Sweet Gochujang Glazed Pork Belly Bites with Crispy Rice Noodles

Tender pork belly bites are coated in a sweet and savory gochujang glaze, creating a delightful balance of flavors. Served alongside a nest of crispy fried rice noodles for added texture, this dish offers a unique Korean fusion experience.

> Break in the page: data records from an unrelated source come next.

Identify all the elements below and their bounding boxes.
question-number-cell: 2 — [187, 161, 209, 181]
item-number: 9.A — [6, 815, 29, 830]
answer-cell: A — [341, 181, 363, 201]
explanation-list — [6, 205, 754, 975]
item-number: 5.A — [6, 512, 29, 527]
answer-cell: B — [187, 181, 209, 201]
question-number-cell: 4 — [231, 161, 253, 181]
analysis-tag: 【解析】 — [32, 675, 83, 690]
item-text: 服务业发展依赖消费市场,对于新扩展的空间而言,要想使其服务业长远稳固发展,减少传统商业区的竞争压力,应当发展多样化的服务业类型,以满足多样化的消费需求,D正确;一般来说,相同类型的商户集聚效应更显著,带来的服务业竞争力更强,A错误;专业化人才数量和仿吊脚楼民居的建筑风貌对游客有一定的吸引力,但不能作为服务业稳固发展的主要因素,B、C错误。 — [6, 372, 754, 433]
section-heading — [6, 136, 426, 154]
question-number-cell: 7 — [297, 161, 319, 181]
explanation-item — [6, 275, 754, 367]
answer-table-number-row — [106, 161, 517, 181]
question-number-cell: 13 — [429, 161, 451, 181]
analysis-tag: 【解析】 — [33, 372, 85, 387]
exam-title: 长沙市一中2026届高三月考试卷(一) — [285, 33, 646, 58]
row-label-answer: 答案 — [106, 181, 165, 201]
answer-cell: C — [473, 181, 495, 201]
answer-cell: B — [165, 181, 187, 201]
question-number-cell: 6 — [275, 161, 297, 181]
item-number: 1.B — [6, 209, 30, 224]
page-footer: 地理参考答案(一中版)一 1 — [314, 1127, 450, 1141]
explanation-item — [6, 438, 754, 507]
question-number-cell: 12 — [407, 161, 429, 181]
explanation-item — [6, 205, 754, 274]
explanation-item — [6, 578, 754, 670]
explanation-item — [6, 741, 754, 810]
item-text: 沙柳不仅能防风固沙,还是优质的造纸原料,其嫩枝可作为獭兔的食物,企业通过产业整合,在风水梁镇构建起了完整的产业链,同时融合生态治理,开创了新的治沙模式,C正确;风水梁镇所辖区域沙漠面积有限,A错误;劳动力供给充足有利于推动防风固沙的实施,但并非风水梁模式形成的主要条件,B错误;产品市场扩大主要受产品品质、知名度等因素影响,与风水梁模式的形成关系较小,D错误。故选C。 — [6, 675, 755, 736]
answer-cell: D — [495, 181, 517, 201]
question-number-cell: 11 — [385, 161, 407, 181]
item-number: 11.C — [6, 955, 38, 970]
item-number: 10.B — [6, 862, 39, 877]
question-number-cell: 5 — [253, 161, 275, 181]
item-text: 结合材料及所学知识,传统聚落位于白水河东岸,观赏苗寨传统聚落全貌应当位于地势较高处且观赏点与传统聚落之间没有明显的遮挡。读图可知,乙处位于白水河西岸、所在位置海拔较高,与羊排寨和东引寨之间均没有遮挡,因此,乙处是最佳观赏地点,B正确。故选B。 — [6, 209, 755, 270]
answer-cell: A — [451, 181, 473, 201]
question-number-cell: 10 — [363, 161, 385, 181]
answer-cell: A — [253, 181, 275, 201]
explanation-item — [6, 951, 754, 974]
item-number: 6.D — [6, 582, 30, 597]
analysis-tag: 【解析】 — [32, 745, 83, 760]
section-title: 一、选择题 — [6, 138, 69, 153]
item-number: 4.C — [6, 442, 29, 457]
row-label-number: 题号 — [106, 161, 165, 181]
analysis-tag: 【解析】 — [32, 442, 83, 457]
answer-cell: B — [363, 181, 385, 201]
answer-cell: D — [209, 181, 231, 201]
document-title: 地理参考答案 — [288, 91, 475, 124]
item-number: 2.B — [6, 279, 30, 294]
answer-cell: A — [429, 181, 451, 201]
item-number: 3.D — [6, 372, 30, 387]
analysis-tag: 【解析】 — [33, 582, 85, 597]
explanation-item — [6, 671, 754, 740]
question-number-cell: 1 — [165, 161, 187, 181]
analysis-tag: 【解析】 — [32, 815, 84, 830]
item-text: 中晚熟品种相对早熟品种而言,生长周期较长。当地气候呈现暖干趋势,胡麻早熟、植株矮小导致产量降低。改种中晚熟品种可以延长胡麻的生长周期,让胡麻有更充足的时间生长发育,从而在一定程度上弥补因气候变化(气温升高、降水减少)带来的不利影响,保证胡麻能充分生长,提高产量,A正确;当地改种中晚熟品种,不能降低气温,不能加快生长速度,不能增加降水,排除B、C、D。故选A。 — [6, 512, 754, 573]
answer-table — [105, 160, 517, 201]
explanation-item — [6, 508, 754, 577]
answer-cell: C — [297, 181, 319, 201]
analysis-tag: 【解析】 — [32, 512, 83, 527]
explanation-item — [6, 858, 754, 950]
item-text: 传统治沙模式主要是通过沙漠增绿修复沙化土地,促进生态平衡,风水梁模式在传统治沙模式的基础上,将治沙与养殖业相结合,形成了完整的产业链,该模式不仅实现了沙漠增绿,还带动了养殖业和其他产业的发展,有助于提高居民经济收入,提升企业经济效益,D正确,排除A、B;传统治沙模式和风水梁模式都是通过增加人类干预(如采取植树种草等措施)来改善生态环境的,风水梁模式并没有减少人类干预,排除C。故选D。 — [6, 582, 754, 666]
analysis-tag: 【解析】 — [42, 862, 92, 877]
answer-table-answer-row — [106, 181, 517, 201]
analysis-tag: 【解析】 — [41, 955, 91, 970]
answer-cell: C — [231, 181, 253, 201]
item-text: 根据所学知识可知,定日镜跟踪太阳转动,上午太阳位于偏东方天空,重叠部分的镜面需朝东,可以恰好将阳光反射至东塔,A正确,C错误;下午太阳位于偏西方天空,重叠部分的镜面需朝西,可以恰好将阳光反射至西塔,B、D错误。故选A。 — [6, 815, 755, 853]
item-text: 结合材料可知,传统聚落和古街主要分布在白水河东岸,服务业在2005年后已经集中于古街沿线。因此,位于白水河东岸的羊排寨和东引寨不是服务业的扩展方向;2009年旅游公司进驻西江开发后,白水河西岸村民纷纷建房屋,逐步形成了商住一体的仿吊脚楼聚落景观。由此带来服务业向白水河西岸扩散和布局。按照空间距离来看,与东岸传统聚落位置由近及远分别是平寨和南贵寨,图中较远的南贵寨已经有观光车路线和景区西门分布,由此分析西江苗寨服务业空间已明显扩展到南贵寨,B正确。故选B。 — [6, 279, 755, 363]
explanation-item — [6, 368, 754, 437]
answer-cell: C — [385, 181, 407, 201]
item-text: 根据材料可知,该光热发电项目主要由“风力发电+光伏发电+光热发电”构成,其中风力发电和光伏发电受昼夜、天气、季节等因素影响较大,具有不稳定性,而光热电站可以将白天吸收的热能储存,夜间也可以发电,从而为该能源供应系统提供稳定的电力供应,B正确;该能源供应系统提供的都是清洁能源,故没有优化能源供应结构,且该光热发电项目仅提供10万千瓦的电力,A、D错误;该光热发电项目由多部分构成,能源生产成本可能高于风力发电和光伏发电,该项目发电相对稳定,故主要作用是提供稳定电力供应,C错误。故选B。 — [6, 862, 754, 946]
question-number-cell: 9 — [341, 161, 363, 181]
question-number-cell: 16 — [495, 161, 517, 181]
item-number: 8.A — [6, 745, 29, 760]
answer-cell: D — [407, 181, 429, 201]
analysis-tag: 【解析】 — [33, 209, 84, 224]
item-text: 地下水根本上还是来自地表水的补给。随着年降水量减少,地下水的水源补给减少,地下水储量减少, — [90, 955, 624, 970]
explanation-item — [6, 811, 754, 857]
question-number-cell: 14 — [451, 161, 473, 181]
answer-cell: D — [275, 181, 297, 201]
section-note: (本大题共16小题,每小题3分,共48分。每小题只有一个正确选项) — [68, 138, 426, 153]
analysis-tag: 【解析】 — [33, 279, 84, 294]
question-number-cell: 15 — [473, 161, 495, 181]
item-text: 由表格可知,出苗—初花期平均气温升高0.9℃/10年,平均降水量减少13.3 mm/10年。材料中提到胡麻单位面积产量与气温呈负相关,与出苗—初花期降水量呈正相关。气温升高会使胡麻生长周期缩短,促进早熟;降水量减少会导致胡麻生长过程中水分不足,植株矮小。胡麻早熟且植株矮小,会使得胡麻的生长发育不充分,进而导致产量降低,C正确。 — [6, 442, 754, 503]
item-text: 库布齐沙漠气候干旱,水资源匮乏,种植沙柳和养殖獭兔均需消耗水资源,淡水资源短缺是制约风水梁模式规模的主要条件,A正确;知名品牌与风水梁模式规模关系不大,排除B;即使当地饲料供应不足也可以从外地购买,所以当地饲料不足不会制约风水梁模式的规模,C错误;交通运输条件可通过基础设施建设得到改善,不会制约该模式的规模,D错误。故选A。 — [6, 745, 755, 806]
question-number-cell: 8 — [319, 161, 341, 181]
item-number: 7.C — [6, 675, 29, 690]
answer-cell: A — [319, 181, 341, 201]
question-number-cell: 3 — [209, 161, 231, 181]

Sweet Gochujang Glazed Pork Belly Bites with Crispy Rice Noodles

Prep Time

75 min

Difficulty

Medium

Servings

4

Calories

650 kcal

Instructions

  1. 1

    Cut the pork belly into 1-inch cubes.

    ~5 min
  2. 2

    In a large bowl, whisk together gochujang, honey, soy sauce, rice vinegar, and sesame oil for the glaze. Mince the garlic and grate the ginger, then add them to the glaze. Set aside.

    ~3 min
  3. 3

    Add the pork belly cubes to the bowl with the glaze and toss to coat evenly. Let marinate for at least 30 minutes at room temperature, or up to 2 hours in the refrigerator.

    ~30 min
  4. 4

    Heat 2 tablespoons of vegetable oil in a large skillet over medium-high heat. Add the marinated pork belly (reserving any excess marinade) in a single layer, working in batches if necessary to avoid overcrowding the pan. Sear the pork belly until browned and slightly crispy on all sides, about 8-10 minutes per batch.

    ~10 min
  5. 5

    Remove the seared pork belly from the skillet and set aside. Pour off any excess grease from the skillet, leaving about 1 tablespoon.

    ~1 min
  6. 6

    Return the skillet to medium heat. Add the reserved marinade to the skillet and bring to a simmer, stirring constantly. Cook for 2-3 minutes until slightly thickened.

    ~3 min
  7. 7

    Return the seared pork belly to the skillet and toss to coat with the thickened glaze. Cook for another 2-3 minutes, allowing the glaze to caramelize slightly.

    ~3 min
  8. 8

    While the pork is glazing, prepare the crispy rice noodles. In a medium saucepan, heat the remaining 1/4 cup of vegetable oil over medium-high heat until shimmering. Carefully add the dried rice noodles, a few at a time, and fry for 15-30 seconds until puffed and crispy. Use a slotted spoon to remove them to a plate lined with paper towel.

    ~7 min
  9. 9

    Toss the crispy rice noodles with a pinch of salt if desired.

  10. 10

    Serve the sweet gochujang glazed pork belly bites over a nest of crispy rice noodles. Garnish with sesame seeds and sliced green onions.

    ~1 min

Tips

  • Ensure the pork belly is well-drained after searing to achieve maximum crispiness. Patting it dry with paper towels before glazing will help.
  • For a spicier glaze, add a teaspoon of gochugaru (Korean chili flakes) to the marinade. Adjust sweetness by adding more honey or less depending on your preference.